Going bonkers here trying to do this in WPF (with all the new image manipulation tools), but can't seem to find a working solution. So far, all the solutions are drawing them on the screen or making multiple saves, but I need to do this completely in memory.
Basically, I want to load a large jpeg into memory, resize it smaller (in memory), save as a small PNG file. I can load the jpeg file into a BitMap object, fine. after that, I'm stumped.
I found this function that looks like it does the trick but it requires an ImageSource (unfortunately, I can't find a way to convert my in-memory BitMap object to an ImageSource that does not yield a NULL exception.)

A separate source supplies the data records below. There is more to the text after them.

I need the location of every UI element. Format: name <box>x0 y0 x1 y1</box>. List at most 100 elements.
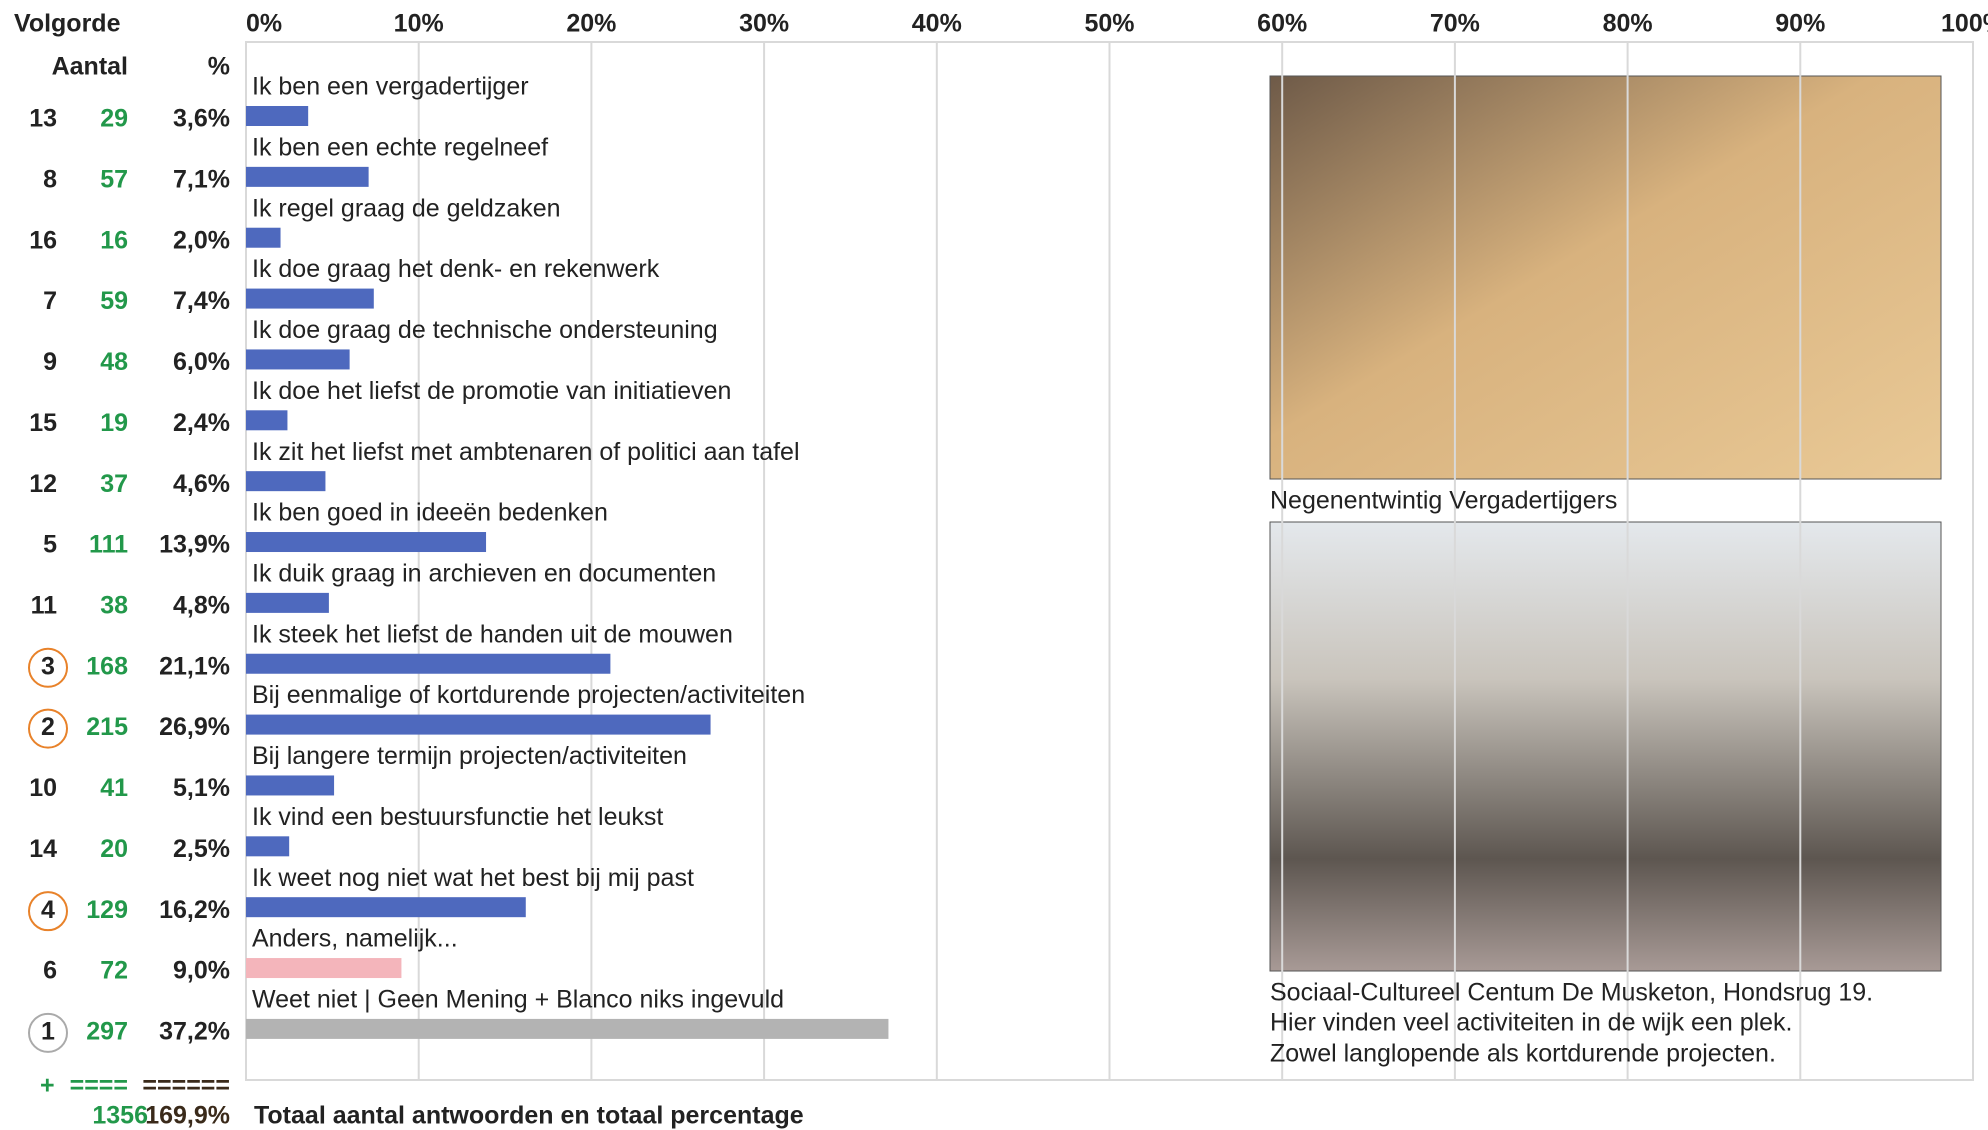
value-label: 4,6% <box>173 470 230 498</box>
header-percent: % <box>208 53 230 81</box>
total-count: 1356 <box>92 1102 148 1130</box>
bar <box>246 958 402 979</box>
value-label: 16,2% <box>159 896 230 924</box>
x-tick-label: 100% <box>1941 10 1988 38</box>
count: 59 <box>100 287 128 315</box>
photo-caption: Negenentwintig Vergadertijgers <box>1270 487 1617 515</box>
value-label: 3,6% <box>173 105 230 133</box>
bar <box>246 349 350 370</box>
category-label: Ik duik graag in archieven en documenten <box>252 559 716 587</box>
bar <box>246 714 711 735</box>
count: 215 <box>86 713 128 741</box>
category-label: Ik ben goed in ideeën bedenken <box>252 499 608 527</box>
count: 41 <box>100 774 128 802</box>
value-label: 13,9% <box>159 531 230 559</box>
bar <box>246 288 374 309</box>
x-tick-label: 20% <box>566 10 616 38</box>
x-tick-label: 80% <box>1603 10 1653 38</box>
value-label: 4,8% <box>173 591 230 619</box>
category-label: Ik regel graag de geldzaken <box>252 194 561 222</box>
value-label: 21,1% <box>159 652 230 680</box>
photo-caption: Sociaal-Cultureel Centum De Musketon, Ho… <box>1270 979 1873 1007</box>
rank: 13 <box>29 105 57 133</box>
x-tick-label: 30% <box>739 10 789 38</box>
rank: 8 <box>43 165 57 193</box>
count: 297 <box>86 1018 128 1046</box>
value-label: 2,0% <box>173 226 230 254</box>
count: 57 <box>100 165 128 193</box>
category-label: Ik steek het liefst de handen uit de mou… <box>252 620 733 648</box>
value-label: 2,4% <box>173 409 230 437</box>
value-label: 26,9% <box>159 713 230 741</box>
bar <box>246 227 281 248</box>
bar <box>246 897 526 918</box>
count: 111 <box>89 531 128 559</box>
bar <box>246 471 326 492</box>
header-rank: Volgorde <box>14 10 121 38</box>
bar <box>246 532 487 553</box>
category-label: Ik vind een bestuursfunctie het leukst <box>252 803 663 831</box>
count: 72 <box>100 957 128 985</box>
x-tick-label: 10% <box>394 10 444 38</box>
value-label: 9,0% <box>173 957 230 985</box>
bar <box>246 592 329 613</box>
x-tick-label: 90% <box>1775 10 1825 38</box>
bar <box>246 775 335 796</box>
count: 20 <box>100 835 128 863</box>
plot-border <box>245 41 1974 1081</box>
bar <box>246 410 288 431</box>
category-label: Ik ben een echte regelneef <box>252 133 548 161</box>
photo-caption: Hier vinden veel activiteiten in de wijk… <box>1270 1009 1793 1037</box>
rank: 16 <box>29 226 57 254</box>
x-tick-label: 70% <box>1430 10 1480 38</box>
rank: 10 <box>29 774 57 802</box>
rank: 6 <box>43 957 57 985</box>
separator: + <box>40 1072 55 1100</box>
count: 168 <box>86 652 128 680</box>
value-label: 7,1% <box>173 165 230 193</box>
category-label: Ik doe graag het denk- en rekenwerk <box>252 255 660 283</box>
category-label: Ik doe het liefst de promotie van initia… <box>252 377 731 405</box>
rank: 3 <box>41 652 55 680</box>
value-label: 5,1% <box>173 774 230 802</box>
separator: ==== <box>70 1072 128 1100</box>
count: 129 <box>86 896 128 924</box>
category-label: Ik zit het liefst met ambtenaren of poli… <box>252 438 800 466</box>
x-tick-label: 40% <box>912 10 962 38</box>
rank-circle <box>28 708 68 749</box>
value-label: 2,5% <box>173 835 230 863</box>
x-tick-label: 0% <box>246 10 282 38</box>
count: 29 <box>100 105 128 133</box>
photo <box>1269 75 1942 480</box>
bar <box>246 166 369 187</box>
count: 38 <box>100 591 128 619</box>
category-label: Weet niet | Geen Mening + Blanco niks in… <box>252 986 784 1014</box>
bar <box>246 836 290 857</box>
value-label: 6,0% <box>173 348 230 376</box>
rank: 2 <box>41 713 55 741</box>
x-tick-label: 50% <box>1084 10 1134 38</box>
rank: 1 <box>41 1018 55 1046</box>
photo <box>1269 521 1942 972</box>
count: 19 <box>100 409 128 437</box>
category-label: Bij eenmalige of kortdurende projecten/a… <box>252 681 805 709</box>
category-label: Anders, namelijk... <box>252 925 458 953</box>
total-label: Totaal aantal antwoorden en totaal perce… <box>254 1102 804 1130</box>
category-label: Bij langere termijn projecten/activiteit… <box>252 742 687 770</box>
category-label: Ik ben een vergadertijger <box>252 73 529 101</box>
header-count: Aantal <box>52 53 128 81</box>
rank-circle <box>28 891 68 932</box>
rank: 5 <box>43 531 57 559</box>
rank: 14 <box>29 835 57 863</box>
count: 37 <box>100 470 128 498</box>
rank: 15 <box>29 409 57 437</box>
photo-caption: Zowel langlopende als kortdurende projec… <box>1270 1040 1776 1068</box>
category-label: Ik doe graag de technische ondersteuning <box>252 316 718 344</box>
x-tick-label: 60% <box>1257 10 1307 38</box>
rank: 7 <box>43 287 57 315</box>
rank: 12 <box>29 470 57 498</box>
rank: 4 <box>41 896 55 924</box>
value-label: 37,2% <box>159 1018 230 1046</box>
category-label: Ik weet nog niet wat het best bij mij pa… <box>252 864 694 892</box>
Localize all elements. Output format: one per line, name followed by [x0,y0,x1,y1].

private static BitmapFrame CreateResizedImage(ImageSource source, int width, int height, int margin)
{
dynamic rect = new Rect(margin, margin, width - margin * 2, height - margin * 2);
dynamic @group = new DrawingGroup();
RenderOptions.SetBitmapScalingMode(@group, BitmapScalingMode.HighQuality);
@group.Children.Add(new ImageDrawing(source, rect));
dynamic drawingVisual = new DrawingVisual();
using (drawingContext == drawingVisual.RenderOpen())
{
drawingContext.DrawDrawing(@group);
}
// Resized dimensions
// Default DPI values
dynamic resizedImage = new RenderTargetBitmap(width, height, 96, 96, PixelFormats.Default);
// Default pixel format
resizedImage.Render(drawingVisual);
return BitmapFrame.Create(resizedImage);
}
With WPF it's as easy as this:
private void ResizeImage(string inputPath, string outputPath, int width, int height)
{
var bitmap = new BitmapImage();
using (var stream = new FileStream(inputPath, FileMode.Open))
{
bitmap.BeginInit();
bitmap.DecodePixelWidth = width;
bitmap.DecodePixelHeight = height;
bitmap.CacheOption = BitmapCacheOption.OnLoad;
bitmap.StreamSource = stream;
bitmap.EndInit();
}
var encoder = new PngBitmapEncoder();
encoder.Frames.Add(BitmapFrame.Create(bitmap));
using (var stream = new FileStream(outputPath, FileMode.Create))
{
encoder.Save(stream);
}
}
You may consider to only set one of DecodePixelWidth
and DecodePixelHeight
in order to preserve the original image's aspect ratio.